In every succeeding colloquy she confided a little more of her troubles to Ajax, telling him that ships arrived in the port from Athens, but not one brought a letter or a message from Rhesos, who was forgetful of them both in the delight of shaping images. He heeds not the hours nor the days nor the weeks; we are forgotten, Ajax. The wolf howled, and enjoying his sorrow (a sweet mixture it was with her own), she said: Now, dear friend, I’ll tell thee a secret: I suffer as much as thou. I love him better than Kebren, than Otanes, better than Thrasillos. Ah, here is Timotheus! and feeling that something must have happened to bring him to her, she ran to the gate and learnt that Thrasillos had arrived from Athens, charged by Rhesos to return with Ajax.
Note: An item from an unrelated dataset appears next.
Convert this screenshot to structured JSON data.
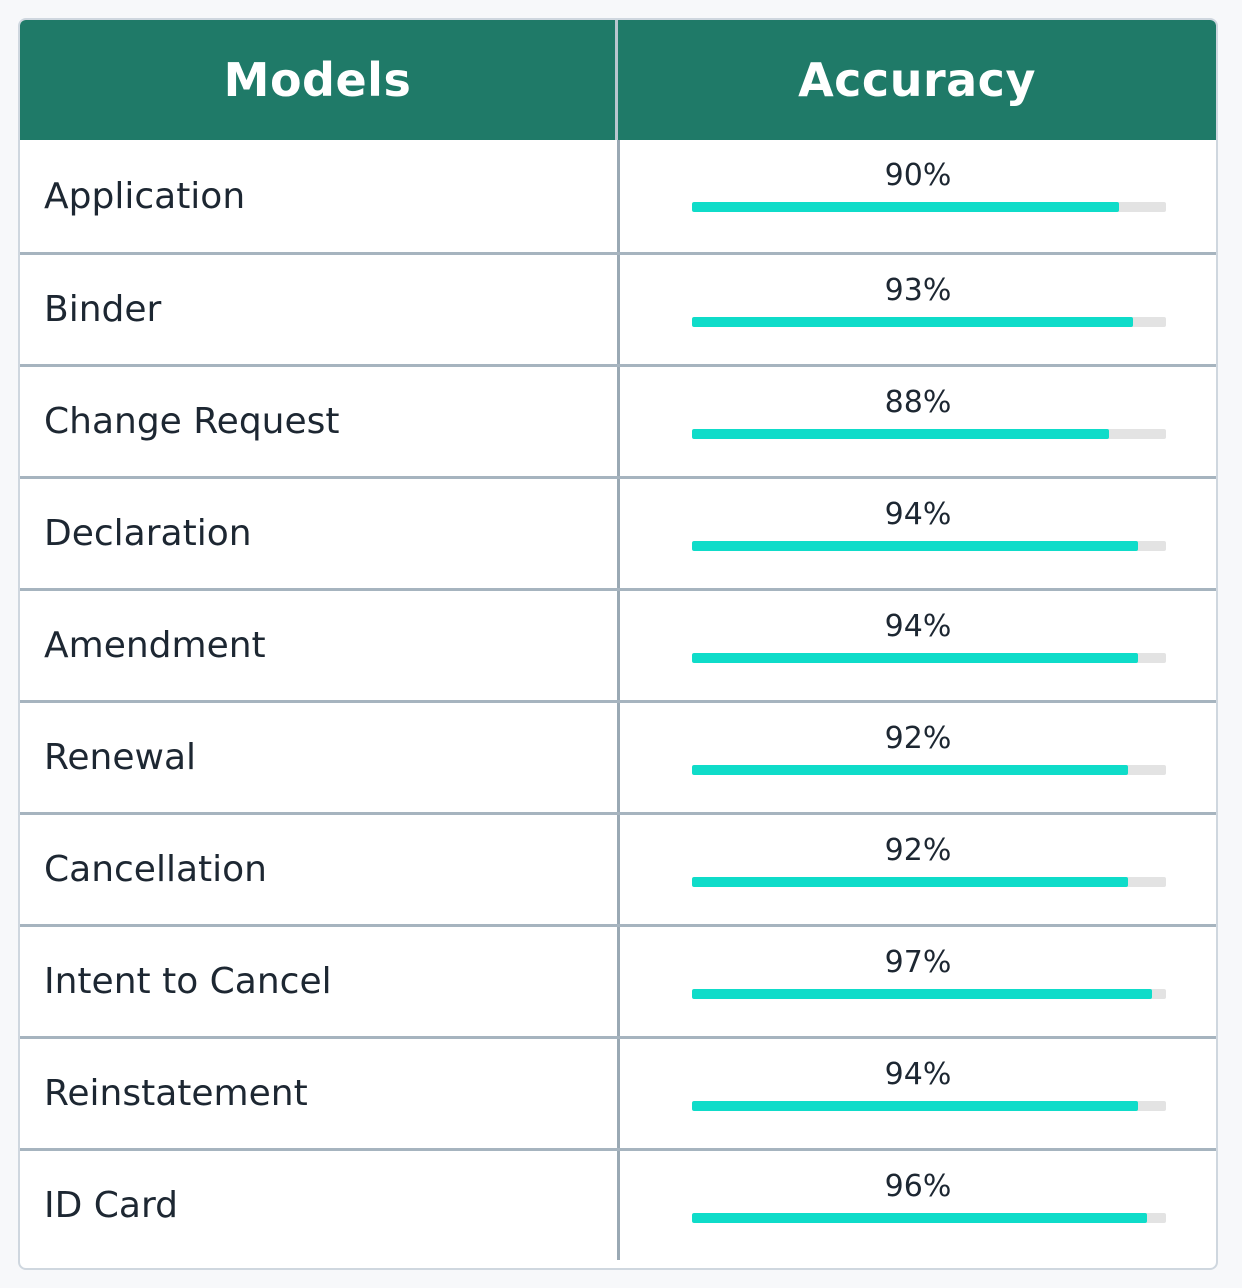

To return with Ajax! she repeated. Does he think me unworthy of the charge? The wolf looked up at her, asking with his eyes if his master were back. No, darling, he is not here, but Thrasillos hath come... ah, I cannot tell thee, yet I must: Rhesos would have thee in Athens. But he must come to fetch thee himself, which he will not do. And opening the gate she passed out, leaving Ajax to whine for a moment and then to retire to his den to dig up the bones he had buried.